In Re Sawyer
Headline: Court reverses one-year suspension of a defense lawyer for public criticism of an ongoing Smith Act trial, ruling the evidence did not support a finding that she attacked the trial judge’s integrity.
Holding: The Court reversed the Territory’s one-year suspension because the record did not support the finding that the lawyer’s Honokaa speech impugned the presiding judge’s integrity and thus could not justify discipline.
- Reverses suspension and restores the lawyer’s license where findings lack evidentiary support.
- Requires courts to check factual support before upholding attorney discipline for public criticism.

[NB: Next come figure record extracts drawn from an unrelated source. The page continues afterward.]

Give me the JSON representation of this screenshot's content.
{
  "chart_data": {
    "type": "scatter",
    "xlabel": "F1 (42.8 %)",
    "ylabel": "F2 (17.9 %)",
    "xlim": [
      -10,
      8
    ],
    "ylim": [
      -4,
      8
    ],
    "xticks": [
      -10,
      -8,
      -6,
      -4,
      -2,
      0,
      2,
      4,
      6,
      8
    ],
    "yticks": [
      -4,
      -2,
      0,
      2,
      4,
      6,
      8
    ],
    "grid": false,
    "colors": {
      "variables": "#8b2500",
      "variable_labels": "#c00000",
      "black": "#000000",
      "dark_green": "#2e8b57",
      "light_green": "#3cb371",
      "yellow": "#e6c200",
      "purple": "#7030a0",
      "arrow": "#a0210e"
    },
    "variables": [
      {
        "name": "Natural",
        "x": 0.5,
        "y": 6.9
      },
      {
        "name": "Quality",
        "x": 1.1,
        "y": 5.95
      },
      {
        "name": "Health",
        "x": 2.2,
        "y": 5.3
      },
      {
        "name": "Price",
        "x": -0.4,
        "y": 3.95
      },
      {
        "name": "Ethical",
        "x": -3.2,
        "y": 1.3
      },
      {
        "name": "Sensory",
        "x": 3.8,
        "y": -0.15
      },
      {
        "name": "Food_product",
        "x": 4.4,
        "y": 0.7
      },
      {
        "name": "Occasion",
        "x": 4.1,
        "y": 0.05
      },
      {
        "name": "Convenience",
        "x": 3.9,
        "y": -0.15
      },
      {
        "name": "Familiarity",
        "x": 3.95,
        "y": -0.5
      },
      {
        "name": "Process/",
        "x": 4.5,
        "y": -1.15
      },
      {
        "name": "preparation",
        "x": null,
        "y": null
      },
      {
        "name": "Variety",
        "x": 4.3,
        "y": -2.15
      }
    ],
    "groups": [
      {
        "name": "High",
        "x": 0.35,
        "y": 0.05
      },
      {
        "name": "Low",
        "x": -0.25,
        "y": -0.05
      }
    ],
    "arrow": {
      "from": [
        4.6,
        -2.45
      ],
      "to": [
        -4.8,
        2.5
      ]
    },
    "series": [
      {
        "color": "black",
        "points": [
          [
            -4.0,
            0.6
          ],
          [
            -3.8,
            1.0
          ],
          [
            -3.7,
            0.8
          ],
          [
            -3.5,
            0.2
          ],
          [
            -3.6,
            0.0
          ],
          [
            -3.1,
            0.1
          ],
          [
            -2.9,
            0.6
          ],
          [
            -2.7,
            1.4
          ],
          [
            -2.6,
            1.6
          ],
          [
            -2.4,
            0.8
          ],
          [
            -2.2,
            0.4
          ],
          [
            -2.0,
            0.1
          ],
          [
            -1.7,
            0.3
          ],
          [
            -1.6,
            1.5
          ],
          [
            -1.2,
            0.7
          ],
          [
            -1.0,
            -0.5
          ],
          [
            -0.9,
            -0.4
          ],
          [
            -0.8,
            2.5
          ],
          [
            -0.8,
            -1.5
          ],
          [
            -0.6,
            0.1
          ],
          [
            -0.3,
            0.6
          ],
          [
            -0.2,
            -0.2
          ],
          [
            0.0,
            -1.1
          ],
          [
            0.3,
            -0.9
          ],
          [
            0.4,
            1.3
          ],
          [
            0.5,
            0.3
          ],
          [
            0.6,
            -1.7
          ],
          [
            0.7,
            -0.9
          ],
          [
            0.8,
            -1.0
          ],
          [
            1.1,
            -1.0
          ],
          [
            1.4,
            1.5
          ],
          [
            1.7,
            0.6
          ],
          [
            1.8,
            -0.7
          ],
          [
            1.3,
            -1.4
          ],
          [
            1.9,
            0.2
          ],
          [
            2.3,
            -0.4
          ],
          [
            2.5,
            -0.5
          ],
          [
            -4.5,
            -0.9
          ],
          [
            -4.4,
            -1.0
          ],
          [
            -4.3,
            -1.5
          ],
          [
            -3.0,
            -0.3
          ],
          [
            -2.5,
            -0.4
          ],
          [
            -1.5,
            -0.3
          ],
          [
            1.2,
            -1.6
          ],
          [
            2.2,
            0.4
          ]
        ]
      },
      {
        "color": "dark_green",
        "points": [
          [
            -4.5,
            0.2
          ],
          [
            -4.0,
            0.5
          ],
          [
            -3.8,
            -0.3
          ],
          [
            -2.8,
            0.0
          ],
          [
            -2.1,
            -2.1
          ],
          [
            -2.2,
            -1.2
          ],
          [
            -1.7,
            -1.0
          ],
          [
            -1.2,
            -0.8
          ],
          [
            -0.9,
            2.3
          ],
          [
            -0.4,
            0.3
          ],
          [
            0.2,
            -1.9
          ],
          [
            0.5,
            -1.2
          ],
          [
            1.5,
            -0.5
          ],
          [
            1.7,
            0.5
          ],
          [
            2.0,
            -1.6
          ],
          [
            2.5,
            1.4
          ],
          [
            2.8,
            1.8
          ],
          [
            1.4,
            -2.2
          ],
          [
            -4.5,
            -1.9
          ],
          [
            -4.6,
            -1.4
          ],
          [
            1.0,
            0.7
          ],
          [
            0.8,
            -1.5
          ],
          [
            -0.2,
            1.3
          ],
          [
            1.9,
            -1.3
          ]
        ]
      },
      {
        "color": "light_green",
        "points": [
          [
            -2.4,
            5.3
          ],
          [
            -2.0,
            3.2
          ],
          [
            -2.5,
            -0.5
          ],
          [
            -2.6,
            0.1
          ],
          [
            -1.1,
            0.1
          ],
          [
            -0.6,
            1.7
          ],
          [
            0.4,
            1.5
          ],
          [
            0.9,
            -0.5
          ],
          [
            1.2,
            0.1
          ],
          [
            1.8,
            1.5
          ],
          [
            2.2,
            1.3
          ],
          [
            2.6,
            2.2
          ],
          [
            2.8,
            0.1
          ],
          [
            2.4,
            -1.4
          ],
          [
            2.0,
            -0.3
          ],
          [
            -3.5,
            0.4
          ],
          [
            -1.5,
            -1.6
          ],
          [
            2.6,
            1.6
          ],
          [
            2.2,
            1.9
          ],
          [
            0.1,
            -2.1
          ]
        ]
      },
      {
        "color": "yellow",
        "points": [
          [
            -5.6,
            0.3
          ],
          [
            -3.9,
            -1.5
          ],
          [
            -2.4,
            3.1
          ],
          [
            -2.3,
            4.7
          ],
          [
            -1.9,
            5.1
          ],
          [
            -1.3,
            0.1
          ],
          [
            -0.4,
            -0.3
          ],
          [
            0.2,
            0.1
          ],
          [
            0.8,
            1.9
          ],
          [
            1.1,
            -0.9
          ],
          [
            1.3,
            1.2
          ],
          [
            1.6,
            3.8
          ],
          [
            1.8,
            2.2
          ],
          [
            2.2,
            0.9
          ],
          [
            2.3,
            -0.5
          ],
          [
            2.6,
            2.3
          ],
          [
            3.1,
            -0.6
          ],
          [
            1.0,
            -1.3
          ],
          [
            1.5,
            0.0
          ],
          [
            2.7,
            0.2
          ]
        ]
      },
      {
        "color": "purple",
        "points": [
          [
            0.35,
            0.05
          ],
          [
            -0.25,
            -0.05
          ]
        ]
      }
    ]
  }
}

- Leaves unresolved when lawyer speech about pending trials is constitutionally protected.
Summary
Background
A Honolulu defense lawyer who represented defendants in a Smith Act conspiracy trial spoke at a public meeting on another island and later interviewed a juror. The Territorial Supreme Court found her speech and the interviews amounted to gross professional misconduct and suspended her law license for one year. The Ninth Circuit affirmed, and the case reached the Supreme Court.
Reasoning
The Court limited review to whether the record supported the finding that the lawyer’s speech impugned the trial judge’s integrity. Relying primarily on a reporter’s expanded notes and other testimony, the majority concluded the speech criticized Smith Act prosecutions and prosecutorial methods, not the judge personally. Because the evidence did not reasonably support the specific finding against the judge, the Court reversed the suspension. The Court declined to resolve broader constitutional free-speech questions about lawyers’ out-of-court remarks or to decide whether the speech obstructed the trial. Separate concurring opinions emphasized professional ethical limits; dissenters argued the full record and context supported discipline.
Real world impact
The decision restores the lawyer’s ability to practice by reversing the suspension on factual insufficiency grounds. It signals that courts reviewing attorney discipline must ensure the evidence actually supports findings of personal attacks on judges. The ruling does not settle when or how criticism of pending trials may be constitutionally protected, so disputes over lawyer speech and juror contacts can reappear in later cases.
Dissents or concurrances
Dissenting Justices would have upheld the suspension, stressing the speech’s context, its likely effect on the trial’s fairness, and the impropriety of a lawyer publicly attacking a judge during pending proceedings; other Justices concurred only in the limited reversal.